Renaître professionnellement, presque une habitude, pour l'entraîneure adjointe à l'âme de phénix. Quand Metz la recrute le 15 avril 2011, la joueuse est alors à l'arrêt depuis un an, en raison d'un problème cartilagineux à un genou. Elle donnera pourtant satisfaction. À cette époque, la même Nina Kanto déclarait dans la presse : « C'était ma joueuse préférée lors du Mondial 2009. Elle sait tout faire ».

En novembre 2018, un autre pilier du club affirmait : «  J'adorais la joueuse qu'elle était, c'était ma préférée  ». Le compliment vient d'un certain Emmanuel Mayonnade.

L'ex-ailière gauche serbe de Metz Handball Svetlana Ognjenovic évoque avant tout la bonne nature de son amie : « Je l'ai connue à son arrivée à Metz. C'était une joueuse extraordinaire, tout le monde le sait. C'est une copine à moi, une très bonne personne, magnifique et parfaite. Hyper gentille ! Dans sa tête, la méchanceté n'existe pas. »

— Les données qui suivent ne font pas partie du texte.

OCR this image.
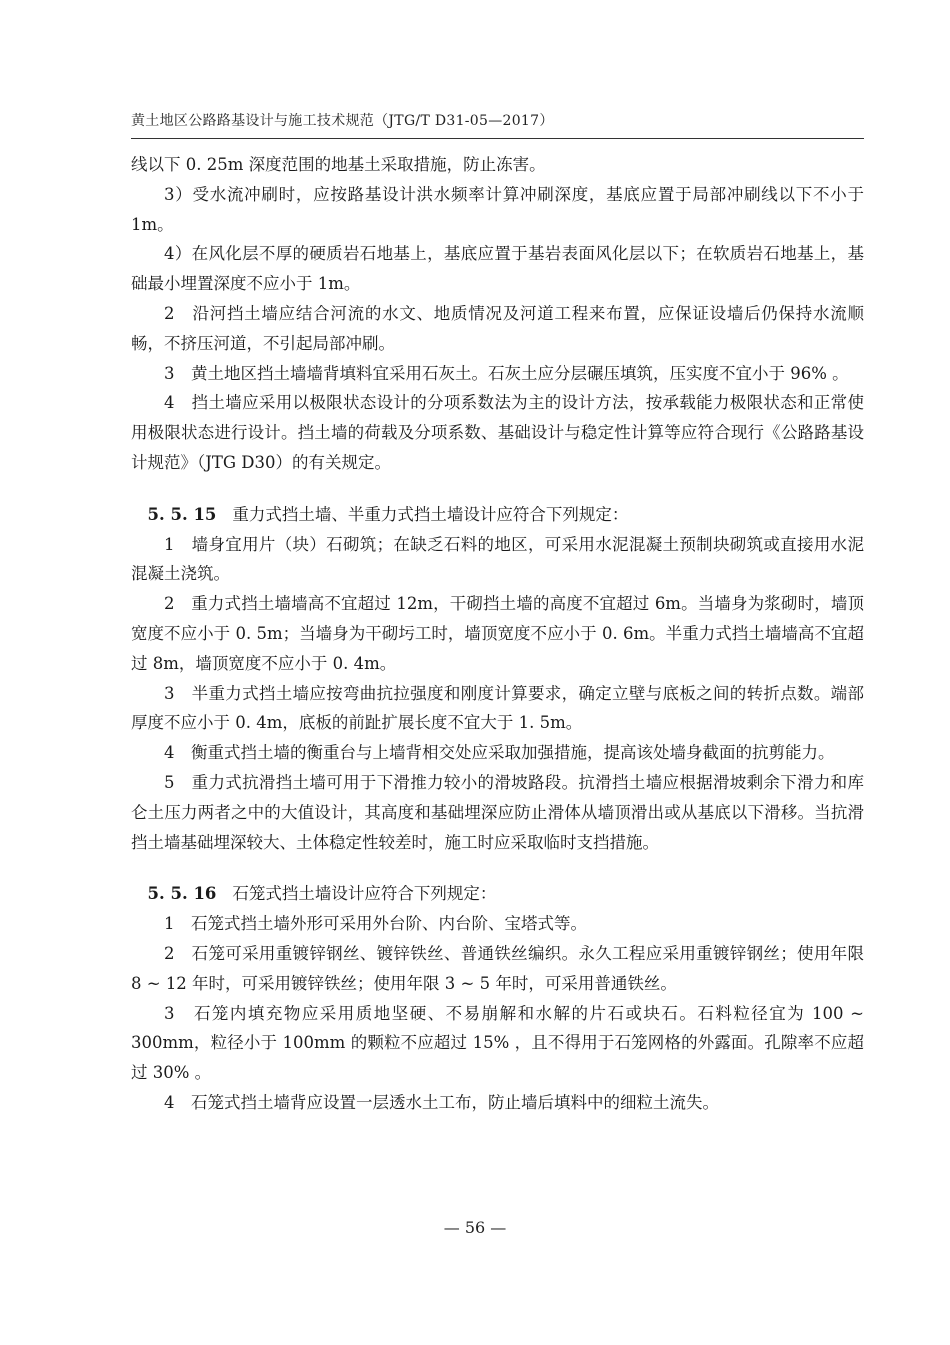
黄土地区公路路基设计与施工技术规范（JTG/T D31-05—2017）

线以下 0. 25m 深度范围的地基土采取措施，防止冻害。

3）受水流冲刷时，应按路基设计洪水频率计算冲刷深度，基底应置于局部冲刷线以下不小于 1m。

4）在风化层不厚的硬质岩石地基上，基底应置于基岩表面风化层以下；在软质岩石地基上，基础最小埋置深度不应小于 1m。

2　沿河挡土墙应结合河流的水文、地质情况及河道工程来布置，应保证设墙后仍保持水流顺畅，不挤压河道，不引起局部冲刷。

3　黄土地区挡土墙墙背填料宜采用石灰土。石灰土应分层碾压填筑，压实度不宜小于 96% 。

4　挡土墙应采用以极限状态设计的分项系数法为主的设计方法，按承载能力极限状态和正常使用极限状态进行设计。挡土墙的荷载及分项系数、基础设计与稳定性计算等应符合现行《公路路基设计规范》（JTG D30）的有关规定。

5. 5. 15 重力式挡土墙、半重力式挡土墙设计应符合下列规定：

1　墙身宜用片（块）石砌筑；在缺乏石料的地区，可采用水泥混凝土预制块砌筑或直接用水泥混凝土浇筑。

2　重力式挡土墙墙高不宜超过 12m，干砌挡土墙的高度不宜超过 6m。当墙身为浆砌时，墙顶宽度不应小于 0. 5m；当墙身为干砌圬工时，墙顶宽度不应小于 0. 6m。半重力式挡土墙墙高不宜超过 8m，墙顶宽度不应小于 0. 4m。

3　半重力式挡土墙应按弯曲抗拉强度和刚度计算要求，确定立壁与底板之间的转折点数。端部厚度不应小于 0. 4m，底板的前趾扩展长度不宜大于 1. 5m。

4　衡重式挡土墙的衡重台与上墙背相交处应采取加强措施，提高该处墙身截面的抗剪能力。

5　重力式抗滑挡土墙可用于下滑推力较小的滑坡路段。抗滑挡土墙应根据滑坡剩余下滑力和库仑土压力两者之中的大值设计，其高度和基础埋深应防止滑体从墙顶滑出或从基底以下滑移。当抗滑挡土墙基础埋深较大、土体稳定性较差时，施工时应采取临时支挡措施。

5. 5. 16 石笼式挡土墙设计应符合下列规定：

1　石笼式挡土墙外形可采用外台阶、内台阶、宝塔式等。

2　石笼可采用重镀锌钢丝、镀锌铁丝、普通铁丝编织。永久工程应采用重镀锌钢丝；使用年限 8 ~ 12 年时，可采用镀锌铁丝；使用年限 3 ~ 5 年时，可采用普通铁丝。

3　石笼内填充物应采用质地坚硬、不易崩解和水解的片石或块石。石料粒径宜为 100 ~ 300mm，粒径小于 100mm 的颗粒不应超过 15% ，且不得用于石笼网格的外露面。孔隙率不应超过 30% 。

4　石笼式挡土墙背应设置一层透水土工布，防止墙后填料中的细粒土流失。

— 56 —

Cette bonté, ce serait presque un problème. « En tout cas, peut-être son seul vrai défaut », estime son époux Bertrand Barbier. Après un temps de réflexion pour trouver un hiatus dans la nature de sa compagne, il abdique. « En fait, c'est difficile de trouver un défaut quand on parle de quelqu'un qui n'a d'animosité envers personne. Il n'y a pas un pet de méchanceté en elle, Katya est d'une extrême gentillesse. C'est sa force et sa faiblesse. Elle peut même se retrouver piégée à cause de ça, à vouloir perpétuellement être là pour aider les autres. »

« Son rôle d'adjointe lui va à ravir »

Lui qui a rencontré Katya à Metz Handball, quand il y était préparateur physique , l'a vue à l'œuvre dès le début comme joueuse, puis dans ses fonctions actuelles. « C'est une personne très respectueuse, très travailleuse, qui s'arrête très peu. Perfectionniste car elle déteste la défaite : elle l'a très peu connue et dans sa culture, la défaite n'est pas banalisée ».

Ces racines sportives plantées dans la terre russe expliqueraient cette rigueur mais aussi son appétence pour se tenir loin des micros. « En Russie, à l'époque, il y avait deux coaches qui prenaient de la place et les joueuses ne prenaient pas la parole après les matches », explique-t-il.

Il confirme bien sûr le caractère ultra réservée de la coach adjointe de Metz Handball : « Au début, elle était dans les médias car elle était sur le devant de la scène et qu'elle était très sollicitée. Mais Katya est une personne très simple et, comme le français n'est pas sa langue maternelle, elle a peur de faire des fautes de français, elle qui est très méticuleuse. Et puis naturellement, ce n'est pas une grande communicante ; son rôle d'adjointe lui va à ravir ».

Pas une amoureuse des zones mixtes où se font les interviews post match, c'est certain. « Tout ce qui est stars, sponsors, bien passer avec tout le monde, serrer des paluches au VIP, c'est pas trop son truc ! Après le match et le discours de Manu (Mayonnade) , ce qui intéresse Katya, c'est récupérer nos deux fils pour aller dans la petite salle derrière pour jouer au hand avec eux ! »

Son temps libre se partagera souvent entre ces trois personnes : « Les enfants et moi. » Parfois pour faire des jeux de société ou lire des livres en russe à ses deux garçons, parfois pour parler du boulot avec Bertrand « mais ça reste rare : quand on est ensemble, on aime qu'il y ait une coupure avec nos boulots (lui, est préparateur physique au FC Metz). »

La Slave de 41 ans, coach adjointe depuis plus de douze ans, ne semble pas rattrapée par la routine : « Elle n'est ni fatiguée ni blasée. Je ne sens pas du tout de lassitude dans son travail. Ce qui fait sa force, c'est sa capacité à perpétuellement se remobiliser ! »

Et se réinventer dans son travail, comme en février 2019, quand elle endosse le costume de coach assistante du sélectionneur des Pays-Bas , son compère Mayonnade.

Ses plaisirs, c'est finalement cela : sa famille, se renouveler, se concentrer sur son job. Et, surtout, le faire loin des projecteurs.